Sea Shepherd Australia Hosts 100 Clean-ups in 2021

Wednesday, 13 Oct, 2021

Since the start of 2021, Sea Shepherd Australia has conducted over 100 community clean-ups, equating to one clean-up every 2.5 days.

This incredible milestone has only been made possible thanks to the dedicated volunteers who have turned out to attend clean-ups around the country. 

Community clean-ups have been hosted in cities and towns around Australia, with remote clean-ups taking place on islands off Brisbane, at Christmas Island in the Indian Ocean Territories, and at the World Heritage Listed Ningaloo.

Sea Shepherd Australia’s Marine Debris Campaigner Marina Hansen said “Sea Shepherd is working with and supporting communities around Australia to protect beaches and waterways from increasing volumes of plastic pollution along our coastlines.”

“Our marine debris teams are committed to protecting their local beaches and bringing the community along the journey to a clean, safe and healthy ocean for marine life and for each other.”

“It’s been a challenging year with the many restrictions and lockdowns across the country, but reaching this milestone is a testament to the power of direct action and passion of our volunteers.”
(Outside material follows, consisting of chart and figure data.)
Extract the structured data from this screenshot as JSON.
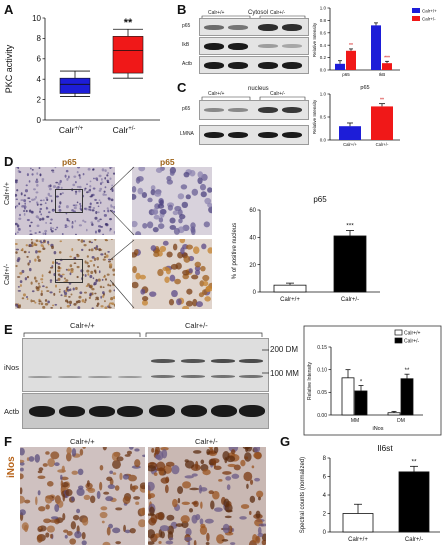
{
  "panels": {
    "A": {
      "letter": "A",
      "chart_data": {
        "type": "box",
        "ylabel": "PKC activity",
        "ylim": [
          0,
          10
        ],
        "yticks": [
          "0",
          "2",
          "4",
          "6",
          "8",
          "10"
        ],
        "categories": [
          "Calr+/+",
          "Calr+/-"
        ],
        "cat_base": [
          "Calr",
          "Calr"
        ],
        "cat_sup": [
          "+/+",
          "+/-"
        ],
        "boxes": [
          {
            "min": 2.3,
            "q1": 2.6,
            "median": 3.5,
            "q3": 4.1,
            "max": 4.8,
            "color": "#1d1dd8"
          },
          {
            "min": 4.1,
            "q1": 4.6,
            "median": 6.8,
            "q3": 8.2,
            "max": 8.9,
            "color": "#f01818"
          }
        ],
        "annotation": "**"
      }
    },
    "B": {
      "letter": "B",
      "blot_title": "Cytosol",
      "group1": "Calr+/+",
      "group2": "Calr+/-",
      "rows": [
        "p65",
        "IkB",
        "Actb"
      ],
      "chart_data": {
        "type": "bar",
        "ylabel": "Relative Intensity",
        "ylim": [
          0,
          1.0
        ],
        "yticks": [
          "0.0",
          "0.2",
          "0.4",
          "0.6",
          "0.8",
          "1.0"
        ],
        "categories": [
          "p65",
          "IkB"
        ],
        "legend_position": "top-right",
        "series": [
          {
            "name": "Calr+/+",
            "values": [
              0.1,
              0.72
            ],
            "errors": [
              0.05,
              0.04
            ],
            "color": "#1d1dd8"
          },
          {
            "name": "Calr+/-",
            "values": [
              0.31,
              0.11
            ],
            "errors": [
              0.03,
              0.03
            ],
            "color": "#f01818"
          }
        ],
        "annotations": [
          "**",
          "***"
        ]
      }
    },
    "C": {
      "letter": "C",
      "blot_title": "nucleus",
      "group1": "Calr+/+",
      "group2": "Calr+/-",
      "rows": [
        "p65",
        "LMNA"
      ],
      "chart_data": {
        "type": "bar",
        "title": "p65",
        "ylabel": "Relative Intensity",
        "ylim": [
          0,
          1.0
        ],
        "yticks": [
          "0.0",
          "0.5",
          "1.0"
        ],
        "categories": [
          "Calr+/+",
          "Calr+/-"
        ],
        "values": [
          0.3,
          0.73
        ],
        "errors": [
          0.07,
          0.06
        ],
        "colors": [
          "#1d1dd8",
          "#f01818"
        ],
        "annotation": "**"
      }
    },
    "D": {
      "letter": "D",
      "stain": "p65",
      "row1": "Calr+/+",
      "row2": "Calr+/-",
      "chart_data": {
        "type": "bar",
        "title": "p65",
        "ylabel": "% of positive nucleus",
        "ylim": [
          0,
          60
        ],
        "yticks": [
          "0",
          "20",
          "40",
          "60"
        ],
        "categories": [
          "Calr+/+",
          "Calr+/-"
        ],
        "values": [
          5,
          41
        ],
        "errors": [
          1.5,
          4
        ],
        "fills": [
          "#ffffff",
          "#000000"
        ],
        "annotation": "***"
      }
    },
    "E": {
      "letter": "E",
      "group1": "Calr+/+",
      "group2": "Calr+/-",
      "rows": [
        "iNos",
        "Actb"
      ],
      "marker_high": "200 DM",
      "marker_low": "100 MM",
      "chart_data": {
        "type": "bar",
        "xlabel": "iNos",
        "ylabel": "Relative Intensity",
        "ylim": [
          0,
          0.15
        ],
        "yticks": [
          "0.00",
          "0.05",
          "0.10",
          "0.15"
        ],
        "categories": [
          "MM",
          "DM"
        ],
        "legend_position": "top-right",
        "series": [
          {
            "name": "Calr+/+",
            "values": [
              0.082,
              0.005
            ],
            "errors": [
              0.018,
              0.003
            ],
            "fill": "#ffffff"
          },
          {
            "name": "Calr+/-",
            "values": [
              0.053,
              0.08
            ],
            "errors": [
              0.012,
              0.01
            ],
            "fill": "#000000"
          }
        ],
        "annotations": [
          "*",
          "**"
        ]
      }
    },
    "F": {
      "letter": "F",
      "stain": "iNos",
      "group1": "Calr+/+",
      "group2": "Calr+/-"
    },
    "G": {
      "letter": "G",
      "chart_data": {
        "type": "bar",
        "title": "Il6st",
        "ylabel": "Spectral counts (normalized)",
        "ylim": [
          0,
          8
        ],
        "yticks": [
          "0",
          "2",
          "4",
          "6",
          "8"
        ],
        "categories": [
          "Calr+/+",
          "Calr+/-"
        ],
        "values": [
          2,
          6.5
        ],
        "errors": [
          1,
          0.6
        ],
        "fills": [
          "#ffffff",
          "#000000"
        ],
        "annotation": "**"
      }
    }
  }
}
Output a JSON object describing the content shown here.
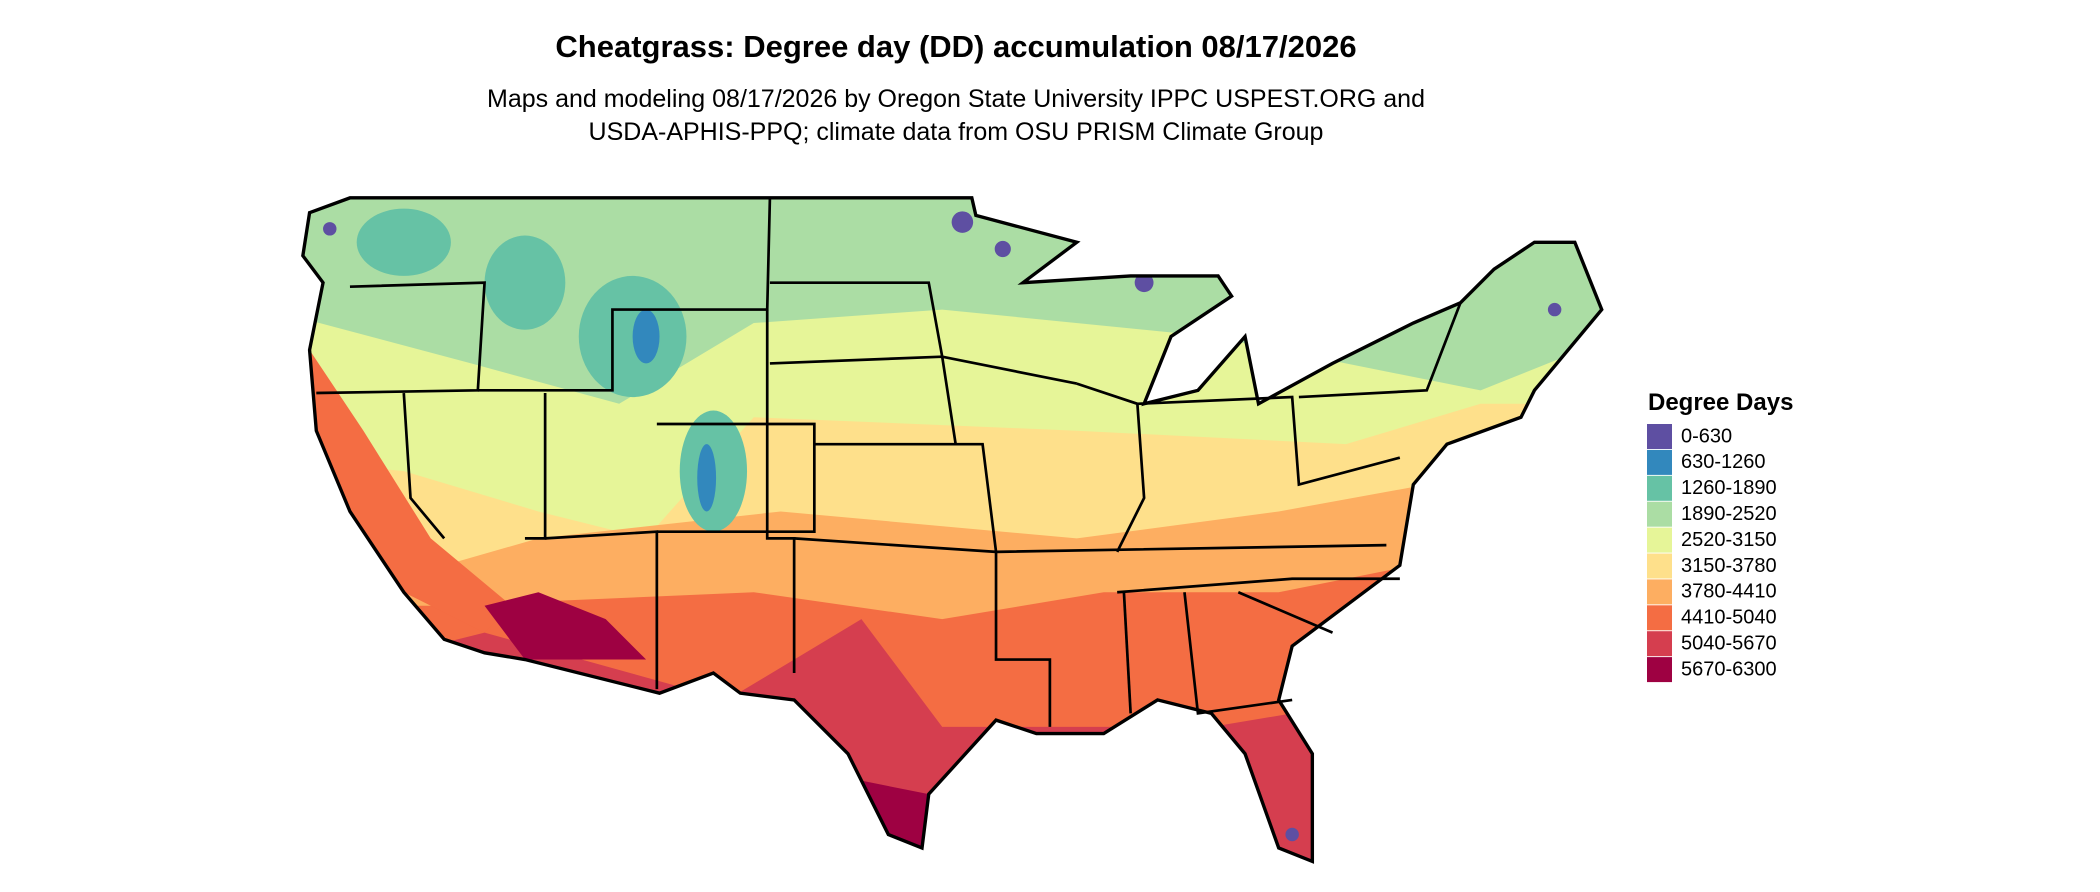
{
  "title": "Cheatgrass: Degree day (DD) accumulation 08/17/2026",
  "subtitle": [
    "Maps and modeling 08/17/2026 by Oregon State University IPPC USPEST.ORG and",
    "USDA-APHIS-PPQ; climate data from OSU PRISM Climate Group"
  ],
  "legend": {
    "title": "Degree Days",
    "items": [
      {
        "label": "0-630",
        "color": "#5e4fa2"
      },
      {
        "label": "630-1260",
        "color": "#3288bd"
      },
      {
        "label": "1260-1890",
        "color": "#66c2a5"
      },
      {
        "label": "1890-2520",
        "color": "#abdda4"
      },
      {
        "label": "2520-3150",
        "color": "#e6f598"
      },
      {
        "label": "3150-3780",
        "color": "#fee08b"
      },
      {
        "label": "3780-4410",
        "color": "#fdae61"
      },
      {
        "label": "4410-5040",
        "color": "#f46d43"
      },
      {
        "label": "5040-5670",
        "color": "#d53e4f"
      },
      {
        "label": "5670-6300",
        "color": "#9e0142"
      }
    ]
  }
}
- Marine Debris Campaigner, Marina Hansen

During the year, volunteers of Sea Shepherd Australia’s Marine Debris Campaign have used citizen science to collect and sort waste audit data on over 400,000 items, cataloguing 9.1 tonnes of marine debris. Findings from this data have revealed the top 10 polluting items.

Plastic bits & pieces (hard & solid) including microplastics

Plastic Film Remnants

Cigarette Butts and Filters

Foam insulation & packaging (whole & remnants) 

Plastic packaging food (wrap, packets, containers)

Paper & cardboard packaging 

Glass or ceramic (broken) 

Straws, confection sticks, cups, plates & cutlery 

Lids & tops, pump spray, flow restrictor & similar 

Rope & net scraps less than 1-metre 

The coastlines of Australia are home to many species of marine animals, including seabirds, turtles and crabs, all of which are affected by plastic pollution. Analysis of marine plastic pollution has revealed that 44% of marine mammals and 86% of turtle species are estimated to have plastic in their stomach.

While the hustle and bustle in many of our cities may have stopped as a result of COVID-19, plastic on our beaches has not, and so our Marine Debris campaign will continue to clean-up Australia’s coastlines where it is safe to do so.